Base64 Encoder
Convert plain text or binary data into Base64-encoded strings for safe transmission across text-based protocols.
Base64 Encoder
Convert plain text to Base64 encoding for safe transmission and storage.
About Base64 Encoding
Base64 encoding converts binary data into ASCII characters using a 64-character alphabet.
Common use cases:
- API authentication (Basic Auth headers)
- Data URIs for embedding images/files
- Email attachments (MIME encoding)
- Safe transmission of binary data over text protocols
What is Base64 Encoding?
Base64 encoding converts binary data into a string of ASCII characters using a 64-character alphabet (A–Z, a–z, 0–9, +, /). Because it represents arbitrary bytes using only printable characters, it is widely used to safely embed binary content in text-based formats such as JSON, XML, HTML, and email.

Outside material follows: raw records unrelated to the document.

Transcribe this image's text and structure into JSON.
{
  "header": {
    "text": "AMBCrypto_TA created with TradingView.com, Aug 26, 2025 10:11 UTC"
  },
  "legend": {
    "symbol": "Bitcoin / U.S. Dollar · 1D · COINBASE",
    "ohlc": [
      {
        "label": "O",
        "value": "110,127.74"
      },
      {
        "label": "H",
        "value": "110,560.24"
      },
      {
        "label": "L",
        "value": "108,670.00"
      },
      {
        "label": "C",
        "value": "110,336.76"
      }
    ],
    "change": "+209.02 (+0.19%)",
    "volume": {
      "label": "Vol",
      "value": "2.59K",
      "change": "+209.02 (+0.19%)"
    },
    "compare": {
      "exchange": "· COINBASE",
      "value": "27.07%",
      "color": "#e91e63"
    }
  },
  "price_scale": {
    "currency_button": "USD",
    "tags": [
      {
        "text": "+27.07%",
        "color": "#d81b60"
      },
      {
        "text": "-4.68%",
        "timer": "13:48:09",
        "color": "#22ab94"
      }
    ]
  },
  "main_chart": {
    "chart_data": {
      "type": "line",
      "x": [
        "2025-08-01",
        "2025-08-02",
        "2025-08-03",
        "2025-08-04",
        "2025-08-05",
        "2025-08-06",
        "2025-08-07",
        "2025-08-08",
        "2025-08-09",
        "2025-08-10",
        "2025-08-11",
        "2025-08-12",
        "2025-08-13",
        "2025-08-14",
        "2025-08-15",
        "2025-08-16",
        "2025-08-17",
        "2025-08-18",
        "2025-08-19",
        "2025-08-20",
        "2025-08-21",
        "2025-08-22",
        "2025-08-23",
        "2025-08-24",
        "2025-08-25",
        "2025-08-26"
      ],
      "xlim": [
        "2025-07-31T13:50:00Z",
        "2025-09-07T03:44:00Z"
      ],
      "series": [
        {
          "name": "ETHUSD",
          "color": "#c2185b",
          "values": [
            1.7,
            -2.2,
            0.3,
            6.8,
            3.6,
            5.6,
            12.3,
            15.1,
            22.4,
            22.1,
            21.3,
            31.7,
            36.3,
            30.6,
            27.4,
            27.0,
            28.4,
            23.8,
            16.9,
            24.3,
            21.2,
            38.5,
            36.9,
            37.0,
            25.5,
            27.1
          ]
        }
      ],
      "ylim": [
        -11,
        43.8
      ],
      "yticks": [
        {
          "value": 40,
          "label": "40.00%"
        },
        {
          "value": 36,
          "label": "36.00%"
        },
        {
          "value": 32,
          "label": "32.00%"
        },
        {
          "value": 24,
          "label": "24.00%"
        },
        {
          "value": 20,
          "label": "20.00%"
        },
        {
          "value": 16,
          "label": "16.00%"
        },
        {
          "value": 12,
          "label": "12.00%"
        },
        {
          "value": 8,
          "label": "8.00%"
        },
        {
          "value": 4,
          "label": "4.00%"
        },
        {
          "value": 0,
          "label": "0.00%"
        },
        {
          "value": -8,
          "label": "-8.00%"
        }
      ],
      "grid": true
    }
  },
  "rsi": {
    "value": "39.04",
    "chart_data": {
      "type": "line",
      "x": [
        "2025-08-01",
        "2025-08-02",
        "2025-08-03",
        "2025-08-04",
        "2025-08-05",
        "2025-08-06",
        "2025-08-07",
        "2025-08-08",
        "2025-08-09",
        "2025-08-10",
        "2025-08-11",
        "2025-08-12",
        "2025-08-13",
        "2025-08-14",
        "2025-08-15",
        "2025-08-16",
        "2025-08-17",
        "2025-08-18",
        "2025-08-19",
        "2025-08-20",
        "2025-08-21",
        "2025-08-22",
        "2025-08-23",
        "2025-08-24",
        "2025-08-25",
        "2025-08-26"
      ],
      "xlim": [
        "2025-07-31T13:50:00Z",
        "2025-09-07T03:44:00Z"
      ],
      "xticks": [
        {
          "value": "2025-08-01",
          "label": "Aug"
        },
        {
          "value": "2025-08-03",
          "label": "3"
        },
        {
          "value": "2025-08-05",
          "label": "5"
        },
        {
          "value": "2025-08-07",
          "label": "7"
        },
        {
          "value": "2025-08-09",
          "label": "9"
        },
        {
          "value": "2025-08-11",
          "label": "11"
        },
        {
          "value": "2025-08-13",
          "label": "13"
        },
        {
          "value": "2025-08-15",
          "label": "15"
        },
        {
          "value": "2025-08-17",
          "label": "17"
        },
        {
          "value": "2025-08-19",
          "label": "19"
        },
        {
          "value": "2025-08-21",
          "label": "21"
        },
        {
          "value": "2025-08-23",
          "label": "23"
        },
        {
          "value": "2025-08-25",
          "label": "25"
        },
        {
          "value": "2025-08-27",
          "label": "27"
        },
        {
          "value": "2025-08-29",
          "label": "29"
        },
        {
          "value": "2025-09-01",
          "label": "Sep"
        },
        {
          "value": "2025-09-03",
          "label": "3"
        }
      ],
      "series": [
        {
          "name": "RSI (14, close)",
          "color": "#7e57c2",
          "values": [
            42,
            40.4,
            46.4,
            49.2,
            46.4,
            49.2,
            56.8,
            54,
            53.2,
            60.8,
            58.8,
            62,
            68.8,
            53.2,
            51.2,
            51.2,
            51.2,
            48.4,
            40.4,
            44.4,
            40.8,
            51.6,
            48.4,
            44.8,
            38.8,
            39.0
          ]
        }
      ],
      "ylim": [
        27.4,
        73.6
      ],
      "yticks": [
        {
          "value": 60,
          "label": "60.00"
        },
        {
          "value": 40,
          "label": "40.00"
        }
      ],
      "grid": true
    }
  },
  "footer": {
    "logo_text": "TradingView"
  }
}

The output is approximately 33% larger than the input because every 3 bytes of input map to 4 Base64 characters. Padding characters (=) are appended when the input length is not a multiple of three.
Common Use Cases
Email Attachments (MIME): Binary files such as images or PDFs are Base64-encoded before being embedded in email messages. Data URIs: Images and fonts can be inlined directly in HTML or CSS as Base64 data URIs, eliminating extra HTTP requests. API Payloads: Credentials and binary blobs are Base64-encoded when passed in HTTP headers (e.g., Basic Authentication) or JSON request bodies. Cryptographic Tokens: JWTs and other signed tokens use Base64url (a URL-safe variant) to encode header and payload sections.
Tips
Base64 is an encoding scheme, not encryption — encoded data can be decoded by anyone without a key. Use the URL-safe variant (Base64url) when embedding encoded strings in URLs or filenames; it replaces + with - and / with _. Large inputs produce proportionally larger outputs; consider compression before encoding for bandwidth-sensitive scenarios.